- Directed by: Gordon Parry
- Written by: William Douglas Home (play) Anatole de Grunwald
- Produced by: Teddy Baird Anatole de Grunwald
- Starring: Richard Greene Cedric Hardwicke Richard Burton Beatrice Campbell
- Cinematography: Otto Heller
- Edited by: Gerald Turney-Smith
- Music by: Leighton Lucas George Melachrino
- Production company: Warner Brothers-First National Productions
- Distributed by: Warner Brothers
- Release date: 24 May 1949;
- Running time: 87 minutes
- Country: United Kingdom
- Language: English

= Now Barabbas =

Now Barabbas, also known as Now Barabbas Was a Robber, is a 1949 British drama film directed by Gordon Parry and starring Richard Greene, Cedric Hardwicke and Kathleen Harrison. It was written by Anatole de Grunwald based on the 1947 play Now Barabbas by William Douglas Home. The film features one of the earliest screen performances by Richard Burton and was an early role for Kenneth More.
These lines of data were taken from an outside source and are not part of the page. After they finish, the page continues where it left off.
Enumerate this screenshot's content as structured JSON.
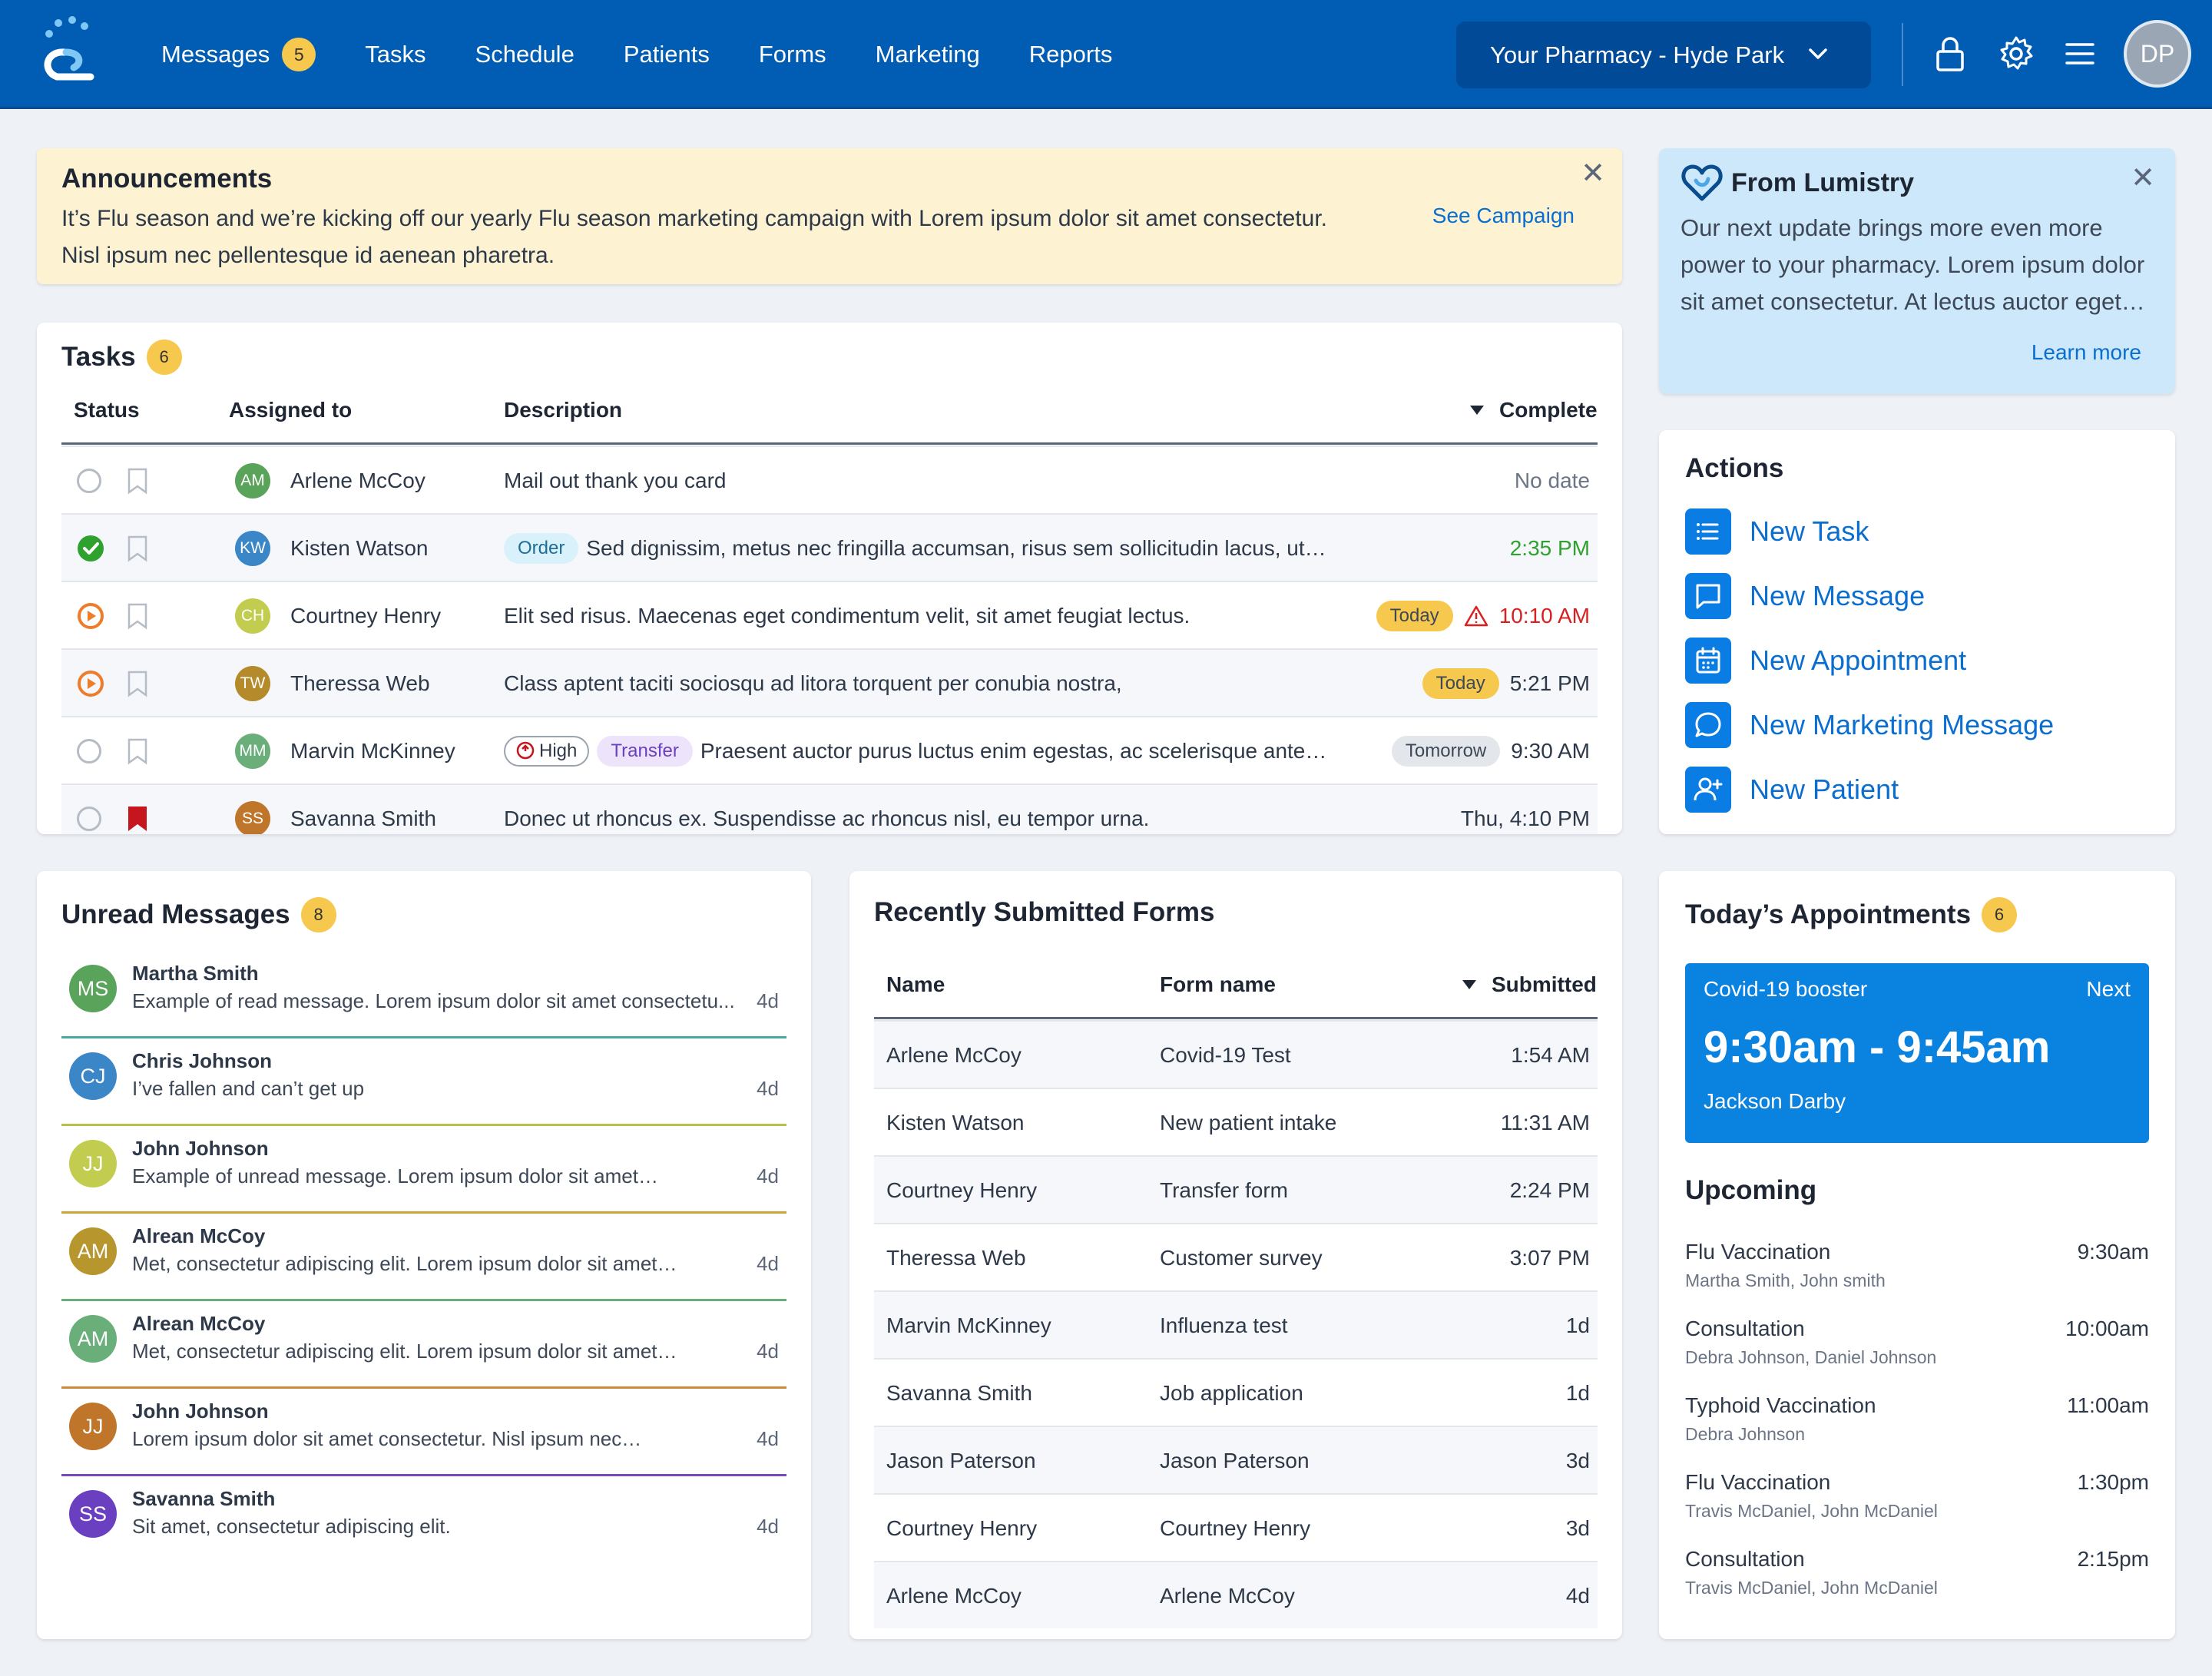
{
  "nav": {
    "items": [
      {
        "label": "Messages",
        "badge": "5"
      },
      {
        "label": "Tasks"
      },
      {
        "label": "Schedule"
      },
      {
        "label": "Patients"
      },
      {
        "label": "Forms"
      },
      {
        "label": "Marketing"
      },
      {
        "label": "Reports"
      }
    ],
    "pharmacy": "Your Pharmacy - Hyde Park",
    "avatar_initials": "DP",
    "icons": [
      "lock-icon",
      "gear-icon",
      "menu-icon"
    ]
  },
  "announcement": {
    "title": "Announcements",
    "text": "It’s Flu season and we’re kicking off our yearly Flu season marketing campaign with Lorem ipsum dolor sit amet consectetur. Nisl ipsum nec pellentesque id aenean pharetra.",
    "link": "See Campaign",
    "close": "✕"
  },
  "lumistry": {
    "title": "From Lumistry",
    "text": "Our next update brings more even more power to your pharmacy. Lorem ipsum dolor sit amet consectetur. At lectus auctor eget…",
    "link": "Learn more",
    "close": "✕"
  },
  "tasks": {
    "title": "Tasks",
    "count": "6",
    "headers": {
      "status": "Status",
      "assigned": "Assigned to",
      "description": "Description",
      "complete": "Complete"
    },
    "rows": [
      {
        "status": "open",
        "flag": false,
        "initials": "AM",
        "avatar_color": "#5aa35a",
        "name": "Arlene McCoy",
        "tags": [],
        "description": "Mail out thank you card",
        "chip": "",
        "warn": false,
        "time": "No date",
        "time_color": "#6b7585"
      },
      {
        "status": "done",
        "flag": false,
        "initials": "KW",
        "avatar_color": "#3b86c6",
        "name": "Kisten Watson",
        "tags": [
          {
            "label": "Order",
            "bg": "#d9f1fb",
            "fg": "#1f6e94"
          }
        ],
        "description": "Sed dignissim, metus nec fringilla accumsan, risus sem sollicitudin lacus, ut…",
        "chip": "",
        "warn": false,
        "time": "2:35 PM",
        "time_color": "#2ea12e"
      },
      {
        "status": "progress",
        "flag": false,
        "initials": "CH",
        "avatar_color": "#c2cc4e",
        "name": "Courtney Henry",
        "tags": [],
        "description": "Elit sed risus. Maecenas eget condimentum velit, sit amet feugiat lectus.",
        "chip": "Today",
        "chip_bg": "#f7c84e",
        "warn": true,
        "time": "10:10 AM",
        "time_color": "#d92020"
      },
      {
        "status": "progress",
        "flag": false,
        "initials": "TW",
        "avatar_color": "#b48a2a",
        "name": "Theressa Web",
        "tags": [],
        "description": "Class aptent taciti sociosqu ad litora torquent per conubia nostra,",
        "chip": "Today",
        "chip_bg": "#f7c84e",
        "warn": false,
        "time": "5:21 PM",
        "time_color": "#2d3848"
      },
      {
        "status": "open",
        "flag": false,
        "initials": "MM",
        "avatar_color": "#6aae7a",
        "name": "Marvin McKinney",
        "tags": [
          {
            "label": "High",
            "bg": "#ffffff",
            "fg": "#2d3848",
            "border": "#9aa3ae",
            "icon": true
          },
          {
            "label": "Transfer",
            "bg": "#ede4fb",
            "fg": "#6a3fc0"
          }
        ],
        "description": "Praesent auctor purus luctus enim egestas, ac scelerisque ante…",
        "chip": "Tomorrow",
        "chip_bg": "#e3e7ec",
        "warn": false,
        "time": "9:30 AM",
        "time_color": "#2d3848"
      },
      {
        "status": "open",
        "flag": true,
        "initials": "SS",
        "avatar_color": "#c0762a",
        "name": "Savanna Smith",
        "tags": [],
        "description": "Donec ut rhoncus ex. Suspendisse ac rhoncus nisl, eu tempor urna.",
        "chip": "",
        "warn": false,
        "time": "Thu, 4:10 PM",
        "time_color": "#2d3848"
      }
    ]
  },
  "actions": {
    "title": "Actions",
    "items": [
      {
        "label": "New Task",
        "icon": "list-icon"
      },
      {
        "label": "New Message",
        "icon": "chat-icon"
      },
      {
        "label": "New Appointment",
        "icon": "calendar-icon"
      },
      {
        "label": "New Marketing Message",
        "icon": "bubble-icon"
      },
      {
        "label": "New Patient",
        "icon": "add-user-icon"
      }
    ]
  },
  "messages": {
    "title": "Unread Messages",
    "count": "8",
    "items": [
      {
        "initials": "MS",
        "color": "#5aa35a",
        "name": "Martha Smith",
        "preview": "Example of read message. Lorem ipsum dolor sit amet consectetu...",
        "time": "4d",
        "line": "#4aa8a0"
      },
      {
        "initials": "CJ",
        "color": "#3b86c6",
        "name": "Chris Johnson",
        "preview": "I’ve fallen and can’t get up",
        "time": "4d",
        "line": "#b5c24e"
      },
      {
        "initials": "JJ",
        "color": "#c2cc4e",
        "name": "John Johnson",
        "preview": "Example of unread message. Lorem ipsum dolor sit amet…",
        "time": "4d",
        "line": "#c9a53a"
      },
      {
        "initials": "AM",
        "color": "#b8962e",
        "name": "Alrean McCoy",
        "preview": "Met, consectetur adipiscing elit. Lorem ipsum dolor sit amet…",
        "time": "4d",
        "line": "#6aae7a"
      },
      {
        "initials": "AM",
        "color": "#6aae7a",
        "name": "Alrean McCoy",
        "preview": "Met, consectetur adipiscing elit.  Lorem ipsum dolor sit amet…",
        "time": "4d",
        "line": "#d08a3a"
      },
      {
        "initials": "JJ",
        "color": "#c0762a",
        "name": "John Johnson",
        "preview": "Lorem ipsum dolor sit amet consectetur. Nisl ipsum nec…",
        "time": "4d",
        "line": "#7a4ab8"
      },
      {
        "initials": "SS",
        "color": "#6a3fc0",
        "name": "Savanna Smith",
        "preview": "Sit amet, consectetur adipiscing elit.",
        "time": "4d",
        "line": ""
      }
    ]
  },
  "forms": {
    "title": "Recently Submitted Forms",
    "headers": {
      "name": "Name",
      "form": "Form name",
      "submitted": "Submitted"
    },
    "rows": [
      {
        "name": "Arlene McCoy",
        "form": "Covid-19 Test",
        "submitted": "1:54 AM"
      },
      {
        "name": "Kisten Watson",
        "form": "New patient intake",
        "submitted": "11:31 AM"
      },
      {
        "name": "Courtney Henry",
        "form": "Transfer form",
        "submitted": "2:24 PM"
      },
      {
        "name": "Theressa Web",
        "form": "Customer survey",
        "submitted": "3:07 PM"
      },
      {
        "name": "Marvin McKinney",
        "form": "Influenza test",
        "submitted": "1d"
      },
      {
        "name": "Savanna Smith",
        "form": "Job application",
        "submitted": "1d"
      },
      {
        "name": "Jason Paterson",
        "form": "Jason Paterson",
        "submitted": "3d"
      },
      {
        "name": "Courtney Henry",
        "form": "Courtney Henry",
        "submitted": "3d"
      },
      {
        "name": "Arlene McCoy",
        "form": "Arlene McCoy",
        "submitted": "4d"
      }
    ]
  },
  "appointments": {
    "title": "Today’s Appointments",
    "count": "6",
    "next": {
      "service": "Covid-19 booster",
      "tag": "Next",
      "time": "9:30am - 9:45am",
      "patient": "Jackson Darby"
    },
    "upcoming_title": "Upcoming",
    "upcoming": [
      {
        "name": "Flu Vaccination",
        "time": "9:30am",
        "people": "Martha Smith, John smith"
      },
      {
        "name": "Consultation",
        "time": "10:00am",
        "people": "Debra Johnson, Daniel Johnson"
      },
      {
        "name": "Typhoid Vaccination",
        "time": "11:00am",
        "people": "Debra Johnson"
      },
      {
        "name": "Flu Vaccination",
        "time": "1:30pm",
        "people": "Travis McDaniel, John McDaniel"
      },
      {
        "name": "Consultation",
        "time": "2:15pm",
        "people": "Travis McDaniel, John McDaniel"
      }
    ]
  }
}
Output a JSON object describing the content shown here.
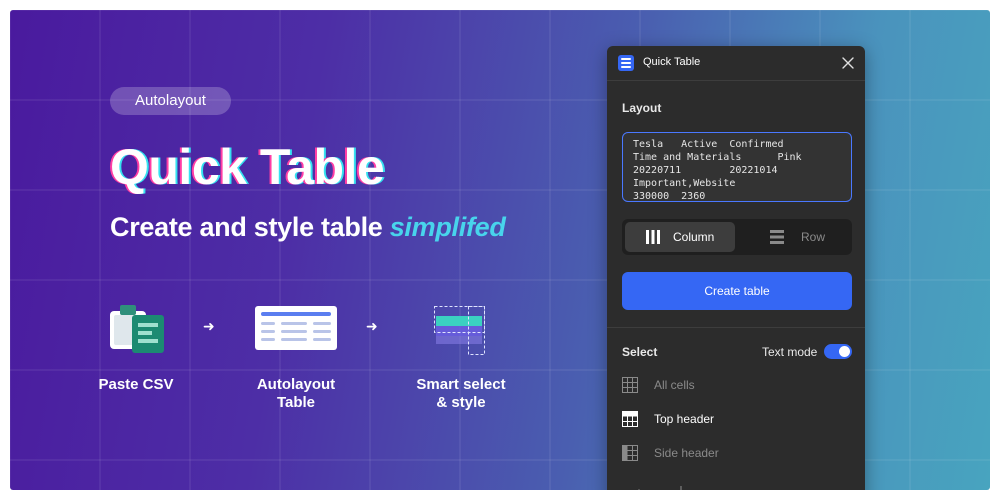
{
  "hero": {
    "badge": "Autolayout",
    "title": "Quick Table",
    "subtitle_main": "Create and style table",
    "subtitle_accent": "simplifed"
  },
  "features": [
    {
      "label_line1": "Paste CSV",
      "label_line2": "",
      "icon": "clipboard-csv-icon"
    },
    {
      "label_line1": "Autolayout",
      "label_line2": "Table",
      "icon": "table-layout-icon"
    },
    {
      "label_line1": "Smart select",
      "label_line2": "& style",
      "icon": "smart-select-icon"
    }
  ],
  "panel": {
    "title": "Quick Table",
    "layout_label": "Layout",
    "csv_lines": [
      "Tesla   Active  Confirmed",
      "Time and Materials      Pink",
      "20220711        20221014",
      "Important,Website",
      "330000  2360"
    ],
    "layout_options": {
      "column": "Column",
      "row": "Row",
      "selected": "Column"
    },
    "create_button": "Create table",
    "select_label": "Select",
    "text_mode_label": "Text mode",
    "text_mode_on": true,
    "select_items": [
      {
        "label": "All cells",
        "active": false
      },
      {
        "label": "Top header",
        "active": true
      },
      {
        "label": "Side header",
        "active": false
      }
    ]
  },
  "colors": {
    "accent": "#3567f4",
    "accent_cyan": "#48d4ec",
    "panel_bg": "#2c2c2c",
    "gradient_start": "#4a1a9e",
    "gradient_end": "#48a4bf"
  }
}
The title refers to Barabbas, a Biblical character who was chosen over Jesus by the crowd in Jerusalem to be pardoned and released.

==Plot==
Prison drama of individual convicts' lives from shoplifters to murderers told in short flashbacks, with a strong subtext for death penalty reform.

==Cast==
- Richard Greene as Tufnell
- Cedric Hardwicke as Governor
- Kathleen Harrison as Mrs. Brown
- Ronald Howard as Roberts Bank Cashier
- Stephen Murray as chaplain
- William Hartnell as Warder Jackson
- Beatrice Campbell as Kitty
- Richard Burton as Paddy
- Betty Ann Davies as Rosie
- Leslie Dwyer as Brown
- Alec Clunes as Gale
- Percy Walsh as Jones
- Harry Fowler as Smith
- Kenneth More as Spencer
- Julian D'Albie as Medworth
- Glyn Lawson as Anderson
- Dora Bryan as Winnie
- Constance Smith as Jean
- Lily Kann as woman
- David Hannaford as 'Erb Brown
- Dandy Nichols as Mrs Smith
- John Longden as Customs Officer

== Production ==
The film was shot at Teddington Studios.

== Critical reception ==
The Monthly Film Bulletin wrote: "The characters are finely drawn with true insight into character. The portrayal of the prison chaplain is worth seeing as an example of how necessary tact is and how delicate the problem of religion in times of stress. The warders' flashes of kindness under gruff exteriors make good propaganda for prison officials. All parts are well played and the direction is more than excellent. There is no "sob-stuff", but there is plenty of pathos tinged with real fun. Kathleen Harrison and Leslie Dwyer provide the comic relief and their awful small boy is a gem. The photography is good and the story well knit together. It is essentially an interesting film whether from a social or entertainment point of view."

In British Sound Films: The Studio Years 1928–1959 David Quinlan rated the film as "very good", writing: "Characters clearly drawn, emotions skilfully played upon."

The Radio Times Guide to Films gave the film 3/5 stars, writing: " 'Elsie's Dad is inside again' reads the chalk message on a prison wall, one of several humorous touches in an otherwise sombre story of prison life. The assorted inmates include a bigamist, an embezzler, an Irish terrorist (strikingly portrayed by Richard Burton in his second screen role) and a well-mannered murderer about to be executed (a likeable performance by Richard Greene). Ably directed by Gordon Parry, this film version of William Douglas Home's play argues against the death penalty, but had the development of a homosexual relationship cut by the censor."